The Church Year begins on September 1, a date which, according to Tradition, coincides with the first day of the creation of the world and with the beginning of the preaching ministry of the Saviour Jesus Christ on earth. On this occasion, we propose a photographic journey during the main holidays of the church year.
The Nativity of the Mother of God (September 8) is the first important feast day of the ecclesiastical year.
“The beginning of the Church Year is marked by the Nativity of the Mother of God, on September 8, and the end of the Church Year by her transition to eternal life, her Dormition and Assumption into heaven, on August 15.”
– Patriarch Daniel
The Exaltation of the Holy Cross (September 14) is the oldest and most important holiday dedicated to the Holy Cross. The feast commemorates the discovery of the Cross on which the Saviour was crucified and its elevation by Bishop Macarius of Jerusalem to be seen and revered by the faithful on September 14, 335.
The Entry of the Mother of God into the Temple (November 21) is the newest of the feasts dedicated to the Mother of God.
The feast was instituted in the sixth century, when Emperor Justinian built in Jerusalem, near the ruins of the temple, a new church dedicated to the Virgin Mary (Church of St. Mary – the New). The day after the church was consecrated, on November 21, the patronal feast began to be celebrated, being dedicated to her bringing to the temple.
The Nativity of the Lord is the central feast of the liturgical period called Octoechos and the first feast of the church year dedicated to the Saviour. On December 25, we celebrate the mystery of the Nativity of the Baby Jesus Christ by the Virgin Mary.
The Circumcision of the Lord (January 1) is the feast that shows that the Saviour came “to fulfil the Law, to put it into practice, and at the same time to fulfil it, that is, to perfect it” (Patriarch Daniel).
This holiday is celebrated together with the feast of Saint Basil the Great and the new Civil Year.
The Baptism of the Lord (January 6), popularly called the Epiphany, commemorates the baptism received by Jesus Christ from St. John the Baptist in the waters of the Jordan.
It is also called Epiphany or Theophany because Christ is confessed for the first time as the Messiah by St. John the Baptist and the voice of the Father in Heaven.
The Meeting of the Lord in the Temple (February 2) is celebrated 40 days after the Nativity of the Lord and marks the bringing, according to the Old Law, to the temple of Jerusalem of the Infant Jesus. He was greeted by the Righteous Simeon who fulfilled before his death the expectation of seeing the Messiah as he had been promised.
The Annunciation (March 25) is the oldest holiday dedicated to the Mother of God. It reminds us of the good news that the Archangel Gabriel brought to the Virgin Mary, that she would give birth to the Messiah.
Palm Sunday is the first holiday with a changing date in the church year.

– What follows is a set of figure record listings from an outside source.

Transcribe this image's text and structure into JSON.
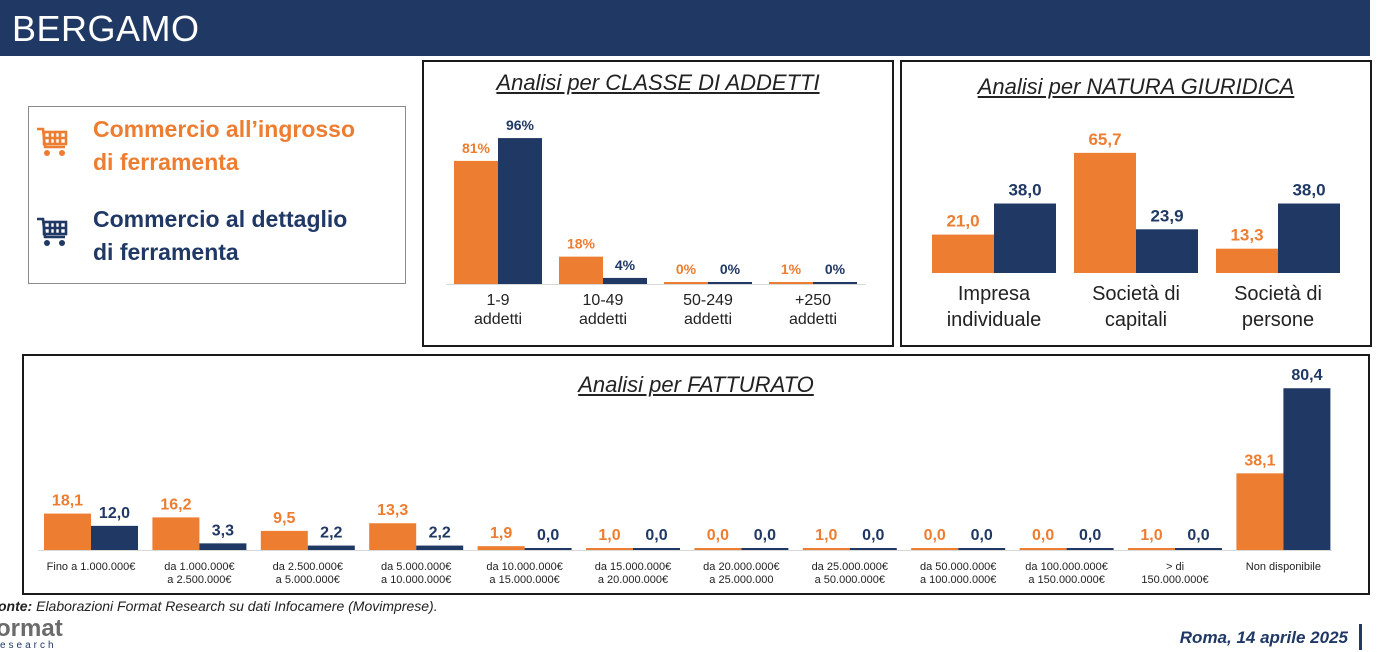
{
  "header": {
    "title": "BERGAMO"
  },
  "colors": {
    "orange": "#ed7d31",
    "navy": "#203864",
    "header_bg": "#203864"
  },
  "legend": {
    "items": [
      {
        "label_line1": "Commercio all’ingrosso",
        "label_line2": "di ferramenta",
        "icon": "cart-icon",
        "color": "#ed7d31"
      },
      {
        "label_line1": "Commercio al dettaglio",
        "label_line2": "di ferramenta",
        "icon": "cart-icon",
        "color": "#203864"
      }
    ]
  },
  "panels": {
    "addetti_title": "Analisi per CLASSE DI ADDETTI",
    "natura_title": "Analisi per NATURA GIURIDICA",
    "fatturato_title": "Analisi per FATTURATO"
  },
  "chart_data": [
    {
      "id": "addetti",
      "type": "bar",
      "title": "Analisi per CLASSE DI ADDETTI",
      "categories": [
        [
          "1-9",
          "addetti"
        ],
        [
          "10-49",
          "addetti"
        ],
        [
          "50-249",
          "addetti"
        ],
        [
          "+250",
          "addetti"
        ]
      ],
      "series": [
        {
          "color": "#ed7d31",
          "values": [
            81,
            18,
            0,
            1
          ],
          "labels": [
            "81%",
            "18%",
            "0%",
            "1%"
          ]
        },
        {
          "color": "#203864",
          "values": [
            96,
            4,
            0,
            0
          ],
          "labels": [
            "96%",
            "4%",
            "0%",
            "0%"
          ]
        }
      ],
      "ylim": [
        0,
        100
      ]
    },
    {
      "id": "natura",
      "type": "bar",
      "title": "Analisi per NATURA GIURIDICA",
      "categories": [
        [
          "Impresa",
          "individuale"
        ],
        [
          "Società di",
          "capitali"
        ],
        [
          "Società di",
          "persone"
        ]
      ],
      "series": [
        {
          "color": "#ed7d31",
          "values": [
            21.0,
            65.7,
            13.3
          ],
          "labels": [
            "21,0",
            "65,7",
            "13,3"
          ]
        },
        {
          "color": "#203864",
          "values": [
            38.0,
            23.9,
            38.0
          ],
          "labels": [
            "38,0",
            "23,9",
            "38,0"
          ]
        }
      ],
      "ylim": [
        0,
        70
      ]
    },
    {
      "id": "fatturato",
      "type": "bar",
      "title": "Analisi per FATTURATO",
      "categories": [
        [
          "Fino a 1.000.000€"
        ],
        [
          "da 1.000.000€",
          "a 2.500.000€"
        ],
        [
          "da 2.500.000€",
          "a 5.000.000€"
        ],
        [
          "da 5.000.000€",
          "a 10.000.000€"
        ],
        [
          "da 10.000.000€",
          "a 15.000.000€"
        ],
        [
          "da 15.000.000€",
          "a 20.000.000€"
        ],
        [
          "da 20.000.000€",
          "a 25.000.000"
        ],
        [
          "da 25.000.000€",
          "a 50.000.000€"
        ],
        [
          "da 50.000.000€",
          "a 100.000.000€"
        ],
        [
          "da 100.000.000€",
          "a 150.000.000€"
        ],
        [
          "> di",
          "150.000.000€"
        ],
        [
          "Non disponibile"
        ]
      ],
      "series": [
        {
          "color": "#ed7d31",
          "values": [
            18.1,
            16.2,
            9.5,
            13.3,
            1.9,
            1.0,
            0.0,
            1.0,
            0.0,
            0.0,
            1.0,
            38.1
          ],
          "labels": [
            "18,1",
            "16,2",
            "9,5",
            "13,3",
            "1,9",
            "1,0",
            "0,0",
            "1,0",
            "0,0",
            "0,0",
            "1,0",
            "38,1"
          ]
        },
        {
          "color": "#203864",
          "values": [
            12.0,
            3.3,
            2.2,
            2.2,
            0.0,
            0.0,
            0.0,
            0.0,
            0.0,
            0.0,
            0.0,
            80.4
          ],
          "labels": [
            "12,0",
            "3,3",
            "2,2",
            "2,2",
            "0,0",
            "0,0",
            "0,0",
            "0,0",
            "0,0",
            "0,0",
            "0,0",
            "80,4"
          ]
        }
      ],
      "ylim": [
        0,
        84
      ]
    }
  ],
  "footer": {
    "source_bold": "onte:",
    "source_text": " Elaborazioni Format Research su dati Infocamere (Movimprese).",
    "logo_main": "ormat",
    "logo_sub": "esearch",
    "date": "Roma, 14 aprile 2025"
  }
}
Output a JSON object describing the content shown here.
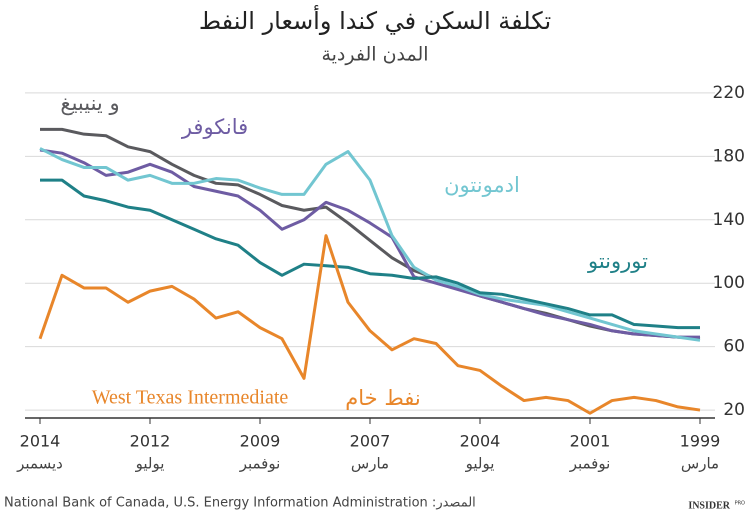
{
  "chart_data": {
    "type": "line",
    "title": "تكلفة السكن في كندا وأسعار النفط",
    "subtitle": "المدن الفردية",
    "categories": [
      "2014",
      null,
      null,
      null,
      null,
      "2012",
      null,
      null,
      null,
      null,
      "2009",
      null,
      null,
      null,
      null,
      "2007",
      null,
      null,
      null,
      null,
      "2004",
      null,
      null,
      null,
      null,
      "2001",
      null,
      null,
      null,
      null,
      "1999"
    ],
    "category_months": [
      "ديسمبر",
      null,
      null,
      null,
      null,
      "يوليو",
      null,
      null,
      null,
      null,
      "نوفمبر",
      null,
      null,
      null,
      null,
      "مارس",
      null,
      null,
      null,
      null,
      "يوليو",
      null,
      null,
      null,
      null,
      "نوفمبر",
      null,
      null,
      null,
      null,
      "مارس"
    ],
    "series": [
      {
        "name": "و ينيبيغ",
        "color": "#5a5a5e",
        "values": [
          197,
          197,
          194,
          193,
          186,
          183,
          175,
          168,
          163,
          162,
          156,
          149,
          146,
          148,
          138,
          127,
          116,
          108,
          103,
          97,
          92,
          88,
          84,
          81,
          77,
          73,
          70,
          68,
          67,
          66,
          65
        ]
      },
      {
        "name": "فانكوفر",
        "color": "#6e5ca3",
        "values": [
          184,
          182,
          176,
          168,
          170,
          175,
          170,
          161,
          158,
          155,
          146,
          134,
          140,
          151,
          146,
          138,
          129,
          104,
          100,
          96,
          92,
          88,
          84,
          80,
          77,
          74,
          70,
          68,
          67,
          66,
          66
        ]
      },
      {
        "name": "ادمونتون",
        "color": "#72c6d1",
        "values": [
          185,
          178,
          173,
          173,
          165,
          168,
          163,
          163,
          166,
          165,
          160,
          156,
          156,
          175,
          183,
          165,
          130,
          110,
          102,
          98,
          93,
          90,
          88,
          86,
          82,
          78,
          74,
          70,
          68,
          66,
          64
        ]
      },
      {
        "name": "تورونتو",
        "color": "#1f8087",
        "values": [
          165,
          165,
          155,
          152,
          148,
          146,
          140,
          134,
          128,
          124,
          113,
          105,
          112,
          111,
          110,
          106,
          105,
          103,
          104,
          100,
          94,
          93,
          90,
          87,
          84,
          80,
          80,
          74,
          73,
          72,
          72
        ]
      },
      {
        "name": "نفط خام",
        "color": "#e8862a",
        "values": [
          65,
          105,
          97,
          97,
          88,
          95,
          98,
          90,
          78,
          82,
          72,
          65,
          40,
          130,
          88,
          70,
          58,
          65,
          62,
          48,
          45,
          35,
          26,
          28,
          26,
          18,
          26,
          28,
          26,
          22,
          20
        ]
      }
    ],
    "annotation": "West Texas Intermediate",
    "ylim": [
      15,
      225
    ],
    "yticks": [
      20,
      60,
      100,
      140,
      180,
      220
    ],
    "grid": true,
    "source": "National Bank of Canada, U.S. Energy Information Administration :المصدر",
    "brand": "INSIDER",
    "brand_sup": "PRO"
  }
}
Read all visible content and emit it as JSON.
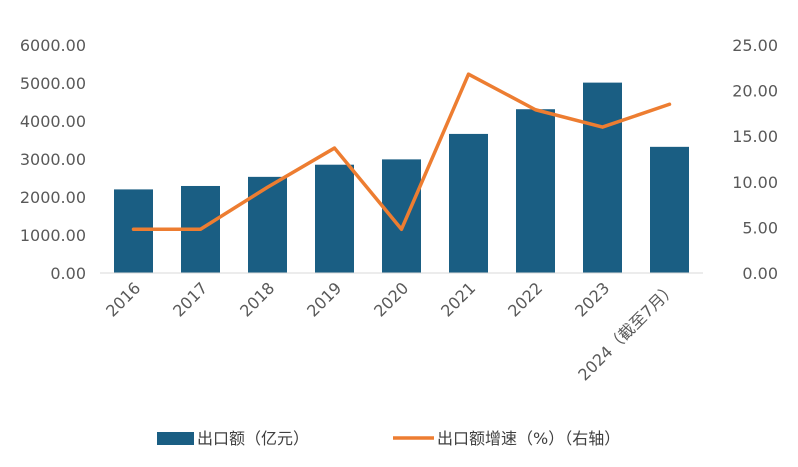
{
  "chart_data": {
    "type": "bar",
    "categories": [
      "2016",
      "2017",
      "2018",
      "2019",
      "2020",
      "2021",
      "2022",
      "2023",
      "2024（截至7月）"
    ],
    "series": [
      {
        "name": "出口额（亿元）",
        "type": "bar",
        "axis": "left",
        "color": "#1a5e83",
        "values": [
          2200,
          2290,
          2530,
          2850,
          2990,
          3660,
          4310,
          5010,
          3320
        ]
      },
      {
        "name": "出口额增速（%）（右轴）",
        "type": "line",
        "axis": "right",
        "color": "#ed7d31",
        "values": [
          4.8,
          4.8,
          9.4,
          13.7,
          4.8,
          21.8,
          17.9,
          16.0,
          18.5
        ]
      }
    ],
    "y_left": {
      "ylim": [
        0,
        6000
      ],
      "ticks": [
        "0.00",
        "1000.00",
        "2000.00",
        "3000.00",
        "4000.00",
        "5000.00",
        "6000.00"
      ]
    },
    "y_right": {
      "ylim": [
        0,
        25
      ],
      "ticks": [
        "0.00",
        "5.00",
        "10.00",
        "15.00",
        "20.00",
        "25.00"
      ]
    },
    "title": "",
    "xlabel": "",
    "grid": false,
    "legend_position": "bottom"
  }
}
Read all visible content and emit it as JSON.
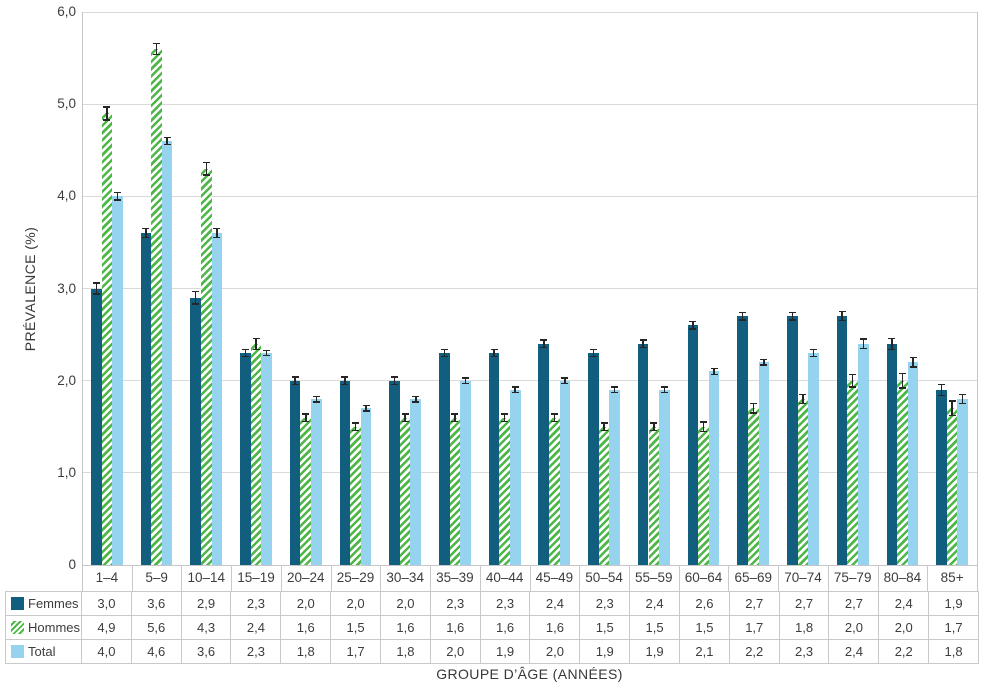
{
  "chart_data": {
    "type": "bar",
    "title": "",
    "xlabel": "GROUPE D’ÂGE (ANNÉES)",
    "ylabel": "PRÉVALENCE (%)",
    "ylim": [
      0,
      6
    ],
    "grid": "horizontal",
    "legend_position": "table-left-column",
    "decimal_separator": ",",
    "y_ticks": [
      {
        "value": 6,
        "label": "6,0"
      },
      {
        "value": 5,
        "label": "5,0"
      },
      {
        "value": 4,
        "label": "4,0"
      },
      {
        "value": 3,
        "label": "3,0"
      },
      {
        "value": 2,
        "label": "2,0"
      },
      {
        "value": 1,
        "label": "1,0"
      },
      {
        "value": 0,
        "label": "0"
      }
    ],
    "categories": [
      "1–4",
      "5–9",
      "10–14",
      "15–19",
      "20–24",
      "25–29",
      "30–34",
      "35–39",
      "40–44",
      "45–49",
      "50–54",
      "55–59",
      "60–64",
      "65–69",
      "70–74",
      "75–79",
      "80–84",
      "85+"
    ],
    "series": [
      {
        "name": "Femmes",
        "style": "solid",
        "color": "#115e7f",
        "values": [
          3.0,
          3.6,
          2.9,
          2.3,
          2.0,
          2.0,
          2.0,
          2.3,
          2.3,
          2.4,
          2.3,
          2.4,
          2.6,
          2.7,
          2.7,
          2.7,
          2.4,
          1.9
        ],
        "errors": [
          0.06,
          0.05,
          0.07,
          0.04,
          0.04,
          0.04,
          0.04,
          0.04,
          0.04,
          0.04,
          0.04,
          0.04,
          0.04,
          0.04,
          0.04,
          0.05,
          0.06,
          0.06
        ]
      },
      {
        "name": "Hommes",
        "style": "hatched",
        "color": "#4eb748",
        "values": [
          4.9,
          5.6,
          4.3,
          2.4,
          1.6,
          1.5,
          1.6,
          1.6,
          1.6,
          1.6,
          1.5,
          1.5,
          1.5,
          1.7,
          1.8,
          2.0,
          2.0,
          1.7
        ],
        "errors": [
          0.07,
          0.06,
          0.07,
          0.06,
          0.04,
          0.04,
          0.04,
          0.04,
          0.04,
          0.04,
          0.04,
          0.04,
          0.05,
          0.05,
          0.05,
          0.07,
          0.08,
          0.08
        ]
      },
      {
        "name": "Total",
        "style": "solid",
        "color": "#96d3ef",
        "values": [
          4.0,
          4.6,
          3.6,
          2.3,
          1.8,
          1.7,
          1.8,
          2.0,
          1.9,
          2.0,
          1.9,
          1.9,
          2.1,
          2.2,
          2.3,
          2.4,
          2.2,
          1.8
        ],
        "errors": [
          0.04,
          0.04,
          0.05,
          0.03,
          0.03,
          0.03,
          0.03,
          0.03,
          0.03,
          0.03,
          0.03,
          0.03,
          0.03,
          0.03,
          0.04,
          0.05,
          0.05,
          0.05
        ]
      }
    ],
    "palette": {
      "gridline": "#d9d9d9",
      "axis_line": "#c6c6c6",
      "table_border": "#c9c9c9",
      "error_bar": "#262626",
      "text": "#3d3d3d"
    }
  }
}
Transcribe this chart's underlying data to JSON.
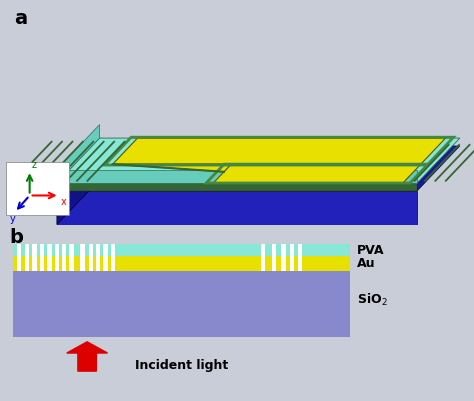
{
  "bg_color": "#c8cdd8",
  "colors": {
    "cyan": "#88e8d8",
    "cyan_top": "#99eedf",
    "cyan_side": "#66ccbb",
    "yellow": "#e8e000",
    "green_border": "#448844",
    "blue_deep": "#1a1a99",
    "blue_side": "#2222bb",
    "green_stripe": "#336633",
    "purple_sio2": "#8888cc",
    "white": "#ffffff"
  },
  "labels": {
    "a": "a",
    "b": "b",
    "PVA": "PVA",
    "Au": "Au",
    "SiO2": "SiO₂",
    "incident": "Incident light"
  },
  "arrow_color": "#dd0000"
}
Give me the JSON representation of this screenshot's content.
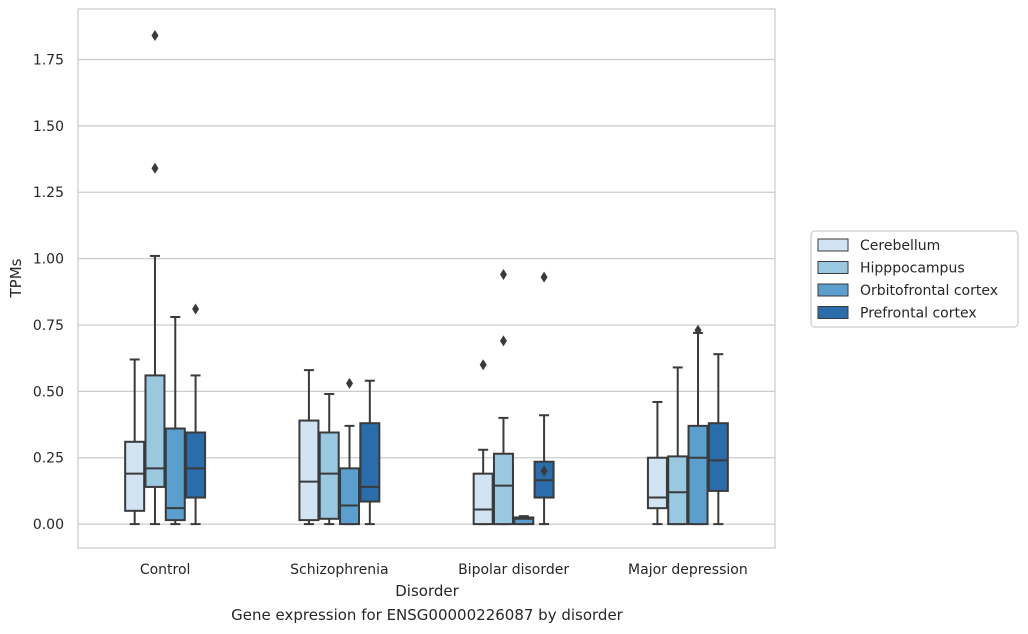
{
  "caption": "Gene expression for ENSG00000226087 by disorder",
  "chart_data": {
    "type": "box",
    "title": "",
    "xlabel": "Disorder",
    "ylabel": "TPMs",
    "ylim": [
      -0.09,
      1.94
    ],
    "yticks": [
      0.0,
      0.25,
      0.5,
      0.75,
      1.0,
      1.25,
      1.5,
      1.75
    ],
    "ytick_labels": [
      "0.00",
      "0.25",
      "0.50",
      "0.75",
      "1.00",
      "1.25",
      "1.50",
      "1.75"
    ],
    "grid": "horizontal",
    "legend_position": "right",
    "categories": [
      "Control",
      "Schizophrenia",
      "Bipolar disorder",
      "Major depression"
    ],
    "series": [
      {
        "name": "Cerebellum",
        "color": "#d2e3f3",
        "boxes": [
          {
            "whislo": 0.0,
            "q1": 0.05,
            "med": 0.19,
            "q3": 0.31,
            "whishi": 0.62,
            "fliers": []
          },
          {
            "whislo": 0.0,
            "q1": 0.015,
            "med": 0.16,
            "q3": 0.39,
            "whishi": 0.58,
            "fliers": []
          },
          {
            "whislo": 0.0,
            "q1": 0.0,
            "med": 0.055,
            "q3": 0.19,
            "whishi": 0.28,
            "fliers": [
              0.6
            ]
          },
          {
            "whislo": 0.0,
            "q1": 0.06,
            "med": 0.1,
            "q3": 0.25,
            "whishi": 0.46,
            "fliers": []
          }
        ]
      },
      {
        "name": "Hipppocampus",
        "color": "#9ac8e0",
        "boxes": [
          {
            "whislo": 0.0,
            "q1": 0.14,
            "med": 0.21,
            "q3": 0.56,
            "whishi": 1.01,
            "fliers": [
              1.34,
              1.84
            ]
          },
          {
            "whislo": 0.0,
            "q1": 0.02,
            "med": 0.19,
            "q3": 0.345,
            "whishi": 0.49,
            "fliers": []
          },
          {
            "whislo": 0.0,
            "q1": 0.0,
            "med": 0.145,
            "q3": 0.265,
            "whishi": 0.4,
            "fliers": [
              0.69,
              0.94
            ]
          },
          {
            "whislo": 0.0,
            "q1": 0.0,
            "med": 0.12,
            "q3": 0.255,
            "whishi": 0.59,
            "fliers": []
          }
        ]
      },
      {
        "name": "Orbitofrontal cortex",
        "color": "#5a9fcd",
        "boxes": [
          {
            "whislo": 0.0,
            "q1": 0.015,
            "med": 0.06,
            "q3": 0.36,
            "whishi": 0.78,
            "fliers": []
          },
          {
            "whislo": 0.0,
            "q1": 0.0,
            "med": 0.07,
            "q3": 0.21,
            "whishi": 0.37,
            "fliers": [
              0.53
            ]
          },
          {
            "whislo": 0.0,
            "q1": 0.0,
            "med": 0.02,
            "q3": 0.025,
            "whishi": 0.03,
            "fliers": []
          },
          {
            "whislo": 0.0,
            "q1": 0.0,
            "med": 0.25,
            "q3": 0.37,
            "whishi": 0.72,
            "fliers": [
              0.73
            ]
          }
        ]
      },
      {
        "name": "Prefrontal cortex",
        "color": "#2b6cab",
        "boxes": [
          {
            "whislo": 0.0,
            "q1": 0.1,
            "med": 0.21,
            "q3": 0.345,
            "whishi": 0.56,
            "fliers": [
              0.81
            ]
          },
          {
            "whislo": 0.0,
            "q1": 0.085,
            "med": 0.14,
            "q3": 0.38,
            "whishi": 0.54,
            "fliers": []
          },
          {
            "whislo": 0.0,
            "q1": 0.1,
            "med": 0.165,
            "q3": 0.235,
            "whishi": 0.41,
            "fliers": [
              0.2,
              0.93
            ]
          },
          {
            "whislo": 0.0,
            "q1": 0.125,
            "med": 0.24,
            "q3": 0.38,
            "whishi": 0.64,
            "fliers": []
          }
        ]
      }
    ]
  }
}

The Resurrection of the Lord is the most important holiday of Christendom, the “feast of feasts” (according to the Canon of Easter), signifying the victory of Christ over death and the salvation of humankind.
Easter is the centre of the liturgical year, the landmark after which the other holidays with changing dates and the liturgical periods are established (Pentecost, Octooechos, Triodion). Its importance is also underlined by the fact that it is the only holiday that lasts three days.
The Ascension of the Lord is always celebrated on the Thursday of the sixth week after Easter, i.e. 40 days after the Resurrection, and is one of the oldest church holidays.
The Descent of the Holy Spirit (Pentecost) reminds of the event mentioned in the Acts of the Apostles (Acts 2: 1-4) when the Holy Spirit descended in the shape of tongues of fire over the Holy Apostles in the room where they were present. This event is always celebrated 10 days after the Ascension or 50 days after Easter.
Closely related to the Descent of the Holy Spirit, on the Monday after Pentecost Sunday, the Holy Trinity is honoured.
The Transfiguration (August 6) reminds us of the wonderful transfiguration of the Lord, on Mount Tabor, in front of His disciples, Peter, John and James. It is a newer holiday than the other royal holidays.
The Dormition of the Blessed Virgin Mary (August 15) is one of the most important holidays and marks the end of the church year.
“The Dormition is ordained in the last month of the church year, as this holiday is the Icon of the Sacrament of the Church that moves or passes people from earthly life, to heavenly, eternal life.”